Hi Faith et al.
I LOVE compost. I love to collect the materials for it. I love to layer it. I love to mix it. I love to run my hands through the decomposed beautiful soil at the end. And I love the results when my sweetie uses it in the garden.
It took me a while to get it right, though. I spent a fair chunk of change on a rotating bin once and it was a total waste of money. It absolutely would not keep the moisture at the right level. Now I simply have two big rubbermaid compost boxes with lids and ventilation slats - picked up for $10 each at a yard sale. As long as I add some moisture periodically in the summer months, it works fine.

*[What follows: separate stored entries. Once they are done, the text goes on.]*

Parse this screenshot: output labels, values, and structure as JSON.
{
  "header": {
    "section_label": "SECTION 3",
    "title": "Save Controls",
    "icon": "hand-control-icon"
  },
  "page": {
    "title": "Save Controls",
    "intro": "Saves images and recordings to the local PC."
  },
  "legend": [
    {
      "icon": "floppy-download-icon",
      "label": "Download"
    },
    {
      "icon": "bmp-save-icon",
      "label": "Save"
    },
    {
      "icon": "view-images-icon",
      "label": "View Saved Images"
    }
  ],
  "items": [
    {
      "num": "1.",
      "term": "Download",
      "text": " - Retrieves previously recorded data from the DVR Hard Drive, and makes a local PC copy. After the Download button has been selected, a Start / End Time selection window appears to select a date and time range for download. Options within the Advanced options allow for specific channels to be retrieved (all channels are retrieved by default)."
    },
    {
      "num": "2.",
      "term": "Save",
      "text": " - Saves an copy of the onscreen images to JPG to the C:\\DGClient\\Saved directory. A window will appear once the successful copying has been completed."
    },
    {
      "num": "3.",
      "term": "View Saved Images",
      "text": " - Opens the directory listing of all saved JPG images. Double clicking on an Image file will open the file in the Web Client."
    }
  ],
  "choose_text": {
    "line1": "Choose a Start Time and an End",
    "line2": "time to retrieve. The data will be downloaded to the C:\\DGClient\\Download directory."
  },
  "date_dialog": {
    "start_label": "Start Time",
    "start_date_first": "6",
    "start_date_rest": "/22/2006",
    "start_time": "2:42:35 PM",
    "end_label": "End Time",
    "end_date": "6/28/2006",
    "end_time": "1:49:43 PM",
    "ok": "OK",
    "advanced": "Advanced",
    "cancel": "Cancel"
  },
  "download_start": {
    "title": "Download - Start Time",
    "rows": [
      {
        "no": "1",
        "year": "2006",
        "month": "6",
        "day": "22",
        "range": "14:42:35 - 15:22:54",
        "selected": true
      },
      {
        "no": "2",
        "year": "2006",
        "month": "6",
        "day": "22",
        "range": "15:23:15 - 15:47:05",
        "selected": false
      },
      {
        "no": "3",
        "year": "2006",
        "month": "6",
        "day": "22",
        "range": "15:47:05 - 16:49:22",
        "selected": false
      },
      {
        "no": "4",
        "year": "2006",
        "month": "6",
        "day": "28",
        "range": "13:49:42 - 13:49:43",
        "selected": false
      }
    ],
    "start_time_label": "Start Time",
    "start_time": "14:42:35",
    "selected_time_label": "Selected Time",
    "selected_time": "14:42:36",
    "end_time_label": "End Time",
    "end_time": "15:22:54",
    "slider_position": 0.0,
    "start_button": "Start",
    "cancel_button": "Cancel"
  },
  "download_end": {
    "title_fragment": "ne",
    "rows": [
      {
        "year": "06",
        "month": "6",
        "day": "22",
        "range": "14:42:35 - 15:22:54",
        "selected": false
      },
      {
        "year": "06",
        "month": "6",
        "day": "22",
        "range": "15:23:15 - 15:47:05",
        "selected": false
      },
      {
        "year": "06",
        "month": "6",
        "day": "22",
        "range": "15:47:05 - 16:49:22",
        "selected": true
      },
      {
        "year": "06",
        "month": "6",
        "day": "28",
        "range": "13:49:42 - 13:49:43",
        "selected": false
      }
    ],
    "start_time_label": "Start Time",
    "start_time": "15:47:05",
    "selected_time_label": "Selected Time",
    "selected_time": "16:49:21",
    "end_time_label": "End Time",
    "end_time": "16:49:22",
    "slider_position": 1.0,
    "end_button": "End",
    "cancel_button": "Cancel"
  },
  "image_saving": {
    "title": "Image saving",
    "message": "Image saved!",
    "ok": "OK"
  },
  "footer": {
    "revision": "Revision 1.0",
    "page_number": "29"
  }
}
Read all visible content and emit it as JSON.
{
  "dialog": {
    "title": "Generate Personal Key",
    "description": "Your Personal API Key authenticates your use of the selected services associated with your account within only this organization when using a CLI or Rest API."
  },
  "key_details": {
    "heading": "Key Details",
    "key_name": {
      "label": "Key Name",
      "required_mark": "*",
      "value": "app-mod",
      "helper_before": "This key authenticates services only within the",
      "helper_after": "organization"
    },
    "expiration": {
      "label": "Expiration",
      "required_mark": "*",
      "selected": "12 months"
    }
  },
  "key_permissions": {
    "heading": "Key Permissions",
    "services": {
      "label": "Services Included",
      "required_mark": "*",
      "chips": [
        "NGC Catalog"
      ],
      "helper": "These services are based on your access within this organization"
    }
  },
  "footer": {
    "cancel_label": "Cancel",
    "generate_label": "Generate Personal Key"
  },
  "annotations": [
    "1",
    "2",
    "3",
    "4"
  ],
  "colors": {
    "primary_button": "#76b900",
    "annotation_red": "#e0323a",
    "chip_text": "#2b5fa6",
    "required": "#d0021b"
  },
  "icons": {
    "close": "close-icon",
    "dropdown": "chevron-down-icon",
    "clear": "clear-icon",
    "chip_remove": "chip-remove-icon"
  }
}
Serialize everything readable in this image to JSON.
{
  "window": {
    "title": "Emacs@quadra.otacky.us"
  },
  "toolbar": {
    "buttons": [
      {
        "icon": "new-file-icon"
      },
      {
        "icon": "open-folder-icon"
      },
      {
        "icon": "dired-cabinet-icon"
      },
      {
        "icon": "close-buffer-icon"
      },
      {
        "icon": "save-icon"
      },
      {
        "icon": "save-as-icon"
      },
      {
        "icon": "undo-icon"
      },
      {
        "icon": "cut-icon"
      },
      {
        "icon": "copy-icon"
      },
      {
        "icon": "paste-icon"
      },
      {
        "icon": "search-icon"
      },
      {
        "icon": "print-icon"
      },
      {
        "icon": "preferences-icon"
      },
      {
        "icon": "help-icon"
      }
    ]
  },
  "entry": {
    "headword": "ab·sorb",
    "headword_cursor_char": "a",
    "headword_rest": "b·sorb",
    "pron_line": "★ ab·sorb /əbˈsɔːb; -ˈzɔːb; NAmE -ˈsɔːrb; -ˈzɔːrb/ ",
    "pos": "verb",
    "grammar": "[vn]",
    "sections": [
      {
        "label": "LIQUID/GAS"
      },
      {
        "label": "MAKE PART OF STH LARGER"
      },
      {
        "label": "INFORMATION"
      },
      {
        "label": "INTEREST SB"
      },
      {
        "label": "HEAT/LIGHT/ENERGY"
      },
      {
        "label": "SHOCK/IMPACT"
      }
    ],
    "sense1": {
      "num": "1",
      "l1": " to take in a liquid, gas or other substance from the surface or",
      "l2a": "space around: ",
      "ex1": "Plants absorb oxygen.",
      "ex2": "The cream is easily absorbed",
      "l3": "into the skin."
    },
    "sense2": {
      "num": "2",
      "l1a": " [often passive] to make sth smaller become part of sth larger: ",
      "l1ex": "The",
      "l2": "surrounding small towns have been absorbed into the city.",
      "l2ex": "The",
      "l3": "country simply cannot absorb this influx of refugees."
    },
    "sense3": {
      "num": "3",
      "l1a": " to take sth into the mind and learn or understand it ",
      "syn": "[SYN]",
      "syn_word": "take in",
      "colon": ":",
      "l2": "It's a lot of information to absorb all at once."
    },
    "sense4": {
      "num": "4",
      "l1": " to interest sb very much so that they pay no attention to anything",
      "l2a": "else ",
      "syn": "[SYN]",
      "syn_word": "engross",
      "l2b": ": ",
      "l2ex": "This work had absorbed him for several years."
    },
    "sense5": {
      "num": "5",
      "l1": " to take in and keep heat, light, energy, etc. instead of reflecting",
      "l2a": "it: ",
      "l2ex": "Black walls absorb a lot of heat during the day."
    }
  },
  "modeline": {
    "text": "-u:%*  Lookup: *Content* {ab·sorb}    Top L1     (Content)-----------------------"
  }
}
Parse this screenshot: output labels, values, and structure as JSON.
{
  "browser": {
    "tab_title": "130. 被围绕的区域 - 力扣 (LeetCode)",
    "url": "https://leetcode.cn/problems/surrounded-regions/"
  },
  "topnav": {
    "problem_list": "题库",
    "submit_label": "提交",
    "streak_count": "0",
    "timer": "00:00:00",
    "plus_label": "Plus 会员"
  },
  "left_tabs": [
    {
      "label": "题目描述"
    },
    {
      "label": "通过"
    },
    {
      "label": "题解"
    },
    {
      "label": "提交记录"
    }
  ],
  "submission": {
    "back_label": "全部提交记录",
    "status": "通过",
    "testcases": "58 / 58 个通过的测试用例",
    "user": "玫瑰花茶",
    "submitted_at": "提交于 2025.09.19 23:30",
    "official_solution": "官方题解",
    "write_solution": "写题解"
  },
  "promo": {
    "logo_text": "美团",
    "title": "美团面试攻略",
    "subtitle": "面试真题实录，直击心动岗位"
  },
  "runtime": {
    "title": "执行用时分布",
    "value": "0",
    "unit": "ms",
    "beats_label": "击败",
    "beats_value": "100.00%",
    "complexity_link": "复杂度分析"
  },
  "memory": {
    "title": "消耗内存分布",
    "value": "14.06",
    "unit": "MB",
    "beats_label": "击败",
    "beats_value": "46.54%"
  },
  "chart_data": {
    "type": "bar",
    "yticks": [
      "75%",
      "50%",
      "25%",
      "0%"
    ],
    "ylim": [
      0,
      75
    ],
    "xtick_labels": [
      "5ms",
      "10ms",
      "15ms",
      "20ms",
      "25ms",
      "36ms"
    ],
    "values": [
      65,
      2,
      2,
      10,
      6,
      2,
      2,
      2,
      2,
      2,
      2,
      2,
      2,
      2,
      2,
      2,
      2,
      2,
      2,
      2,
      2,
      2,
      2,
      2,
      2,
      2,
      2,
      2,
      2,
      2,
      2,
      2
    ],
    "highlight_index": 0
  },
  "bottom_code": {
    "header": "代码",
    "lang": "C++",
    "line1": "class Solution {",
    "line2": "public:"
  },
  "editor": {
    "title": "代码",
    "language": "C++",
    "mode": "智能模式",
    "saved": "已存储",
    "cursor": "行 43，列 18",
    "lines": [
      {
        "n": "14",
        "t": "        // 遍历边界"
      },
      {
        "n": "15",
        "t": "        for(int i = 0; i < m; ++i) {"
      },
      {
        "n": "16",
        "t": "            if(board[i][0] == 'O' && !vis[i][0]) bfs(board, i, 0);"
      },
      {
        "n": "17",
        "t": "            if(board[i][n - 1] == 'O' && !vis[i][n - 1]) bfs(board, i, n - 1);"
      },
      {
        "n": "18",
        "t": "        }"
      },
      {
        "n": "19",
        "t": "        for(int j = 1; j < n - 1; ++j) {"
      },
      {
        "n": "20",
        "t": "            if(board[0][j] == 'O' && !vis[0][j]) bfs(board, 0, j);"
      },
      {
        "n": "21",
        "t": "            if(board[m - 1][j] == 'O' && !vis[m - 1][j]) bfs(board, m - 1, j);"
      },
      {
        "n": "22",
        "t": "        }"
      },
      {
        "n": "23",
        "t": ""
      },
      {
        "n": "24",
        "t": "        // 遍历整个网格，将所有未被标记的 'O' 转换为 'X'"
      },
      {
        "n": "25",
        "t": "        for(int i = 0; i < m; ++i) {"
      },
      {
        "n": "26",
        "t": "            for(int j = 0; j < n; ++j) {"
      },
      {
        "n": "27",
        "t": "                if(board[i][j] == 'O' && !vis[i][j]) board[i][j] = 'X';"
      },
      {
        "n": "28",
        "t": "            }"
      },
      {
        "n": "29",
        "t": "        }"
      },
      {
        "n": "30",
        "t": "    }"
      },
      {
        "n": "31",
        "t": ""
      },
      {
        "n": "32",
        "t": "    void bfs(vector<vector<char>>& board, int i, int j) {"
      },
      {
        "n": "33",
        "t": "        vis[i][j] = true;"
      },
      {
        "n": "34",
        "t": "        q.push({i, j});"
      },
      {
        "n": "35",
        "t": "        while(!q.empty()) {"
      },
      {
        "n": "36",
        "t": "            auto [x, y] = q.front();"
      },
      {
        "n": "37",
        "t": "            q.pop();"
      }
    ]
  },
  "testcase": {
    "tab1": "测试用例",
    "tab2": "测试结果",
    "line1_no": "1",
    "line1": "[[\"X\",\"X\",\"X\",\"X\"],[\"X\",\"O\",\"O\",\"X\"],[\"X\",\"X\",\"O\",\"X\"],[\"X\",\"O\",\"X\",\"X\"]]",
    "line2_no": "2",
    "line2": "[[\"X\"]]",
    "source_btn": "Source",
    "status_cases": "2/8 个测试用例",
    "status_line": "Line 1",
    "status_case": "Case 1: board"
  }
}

A HUGE key to successful compost is adding animal manure. I know that's a little trickier when you live in the city but, with care, you can do it. Aged horse manure has little odor. I also found that goat manure, especially with old bedding straw, was pretty benign. Cow manure STINKS. Chicken manure has some smell but dissipates within a week and would probably be okay if you used it in small quantities.
Even in the city, you can likely round up some free manure. Check craigslist in the free or farm/garden listings or put an ad in the wanted section of it. There could be someone with miniature goats even in your area, Faith.
For households that include males, it's commonly advised to have them urinate on the compost pile. This adds nitrogen and moisture. Don't worry, urine is sterile as it leaves the body and, providing there is sufficient carbon in the pile, there will be no noticeable ammonia odor later.
For carbon sources, I use all my shredded paper including the Sunday paper minus the glossy colored sections, torn up cardboard, dried leaves, old garden plants (including nightshades), weeds that haven't gone to seed, and other plant material. I've picked up bags of pine needles from craigslist and just got a dozen huge bags of alder sawdust from there as well. Any paper napkins or papertowels from the kitchen go in the compost bin. Even worn out cotton rags get tossed in there.
For those wanting to go even further, check out Humanure.
The author goes into a lot of detail about chemicals and contaminants breaking down in a properly managed compost pile and has the tests to back it up.
For me, I'm currently happy to stick with my kitchen and garden scraps, paper, scavenged plant material, and I hope to go talk to the folks just around the corner from my new home about their HUGE pile of animal manure (goat, horse, cow, and mule). Eventually we'll also have our own chickens for pest management and to get eggs for the dogs, so I'll be able to get homegrown manure, too.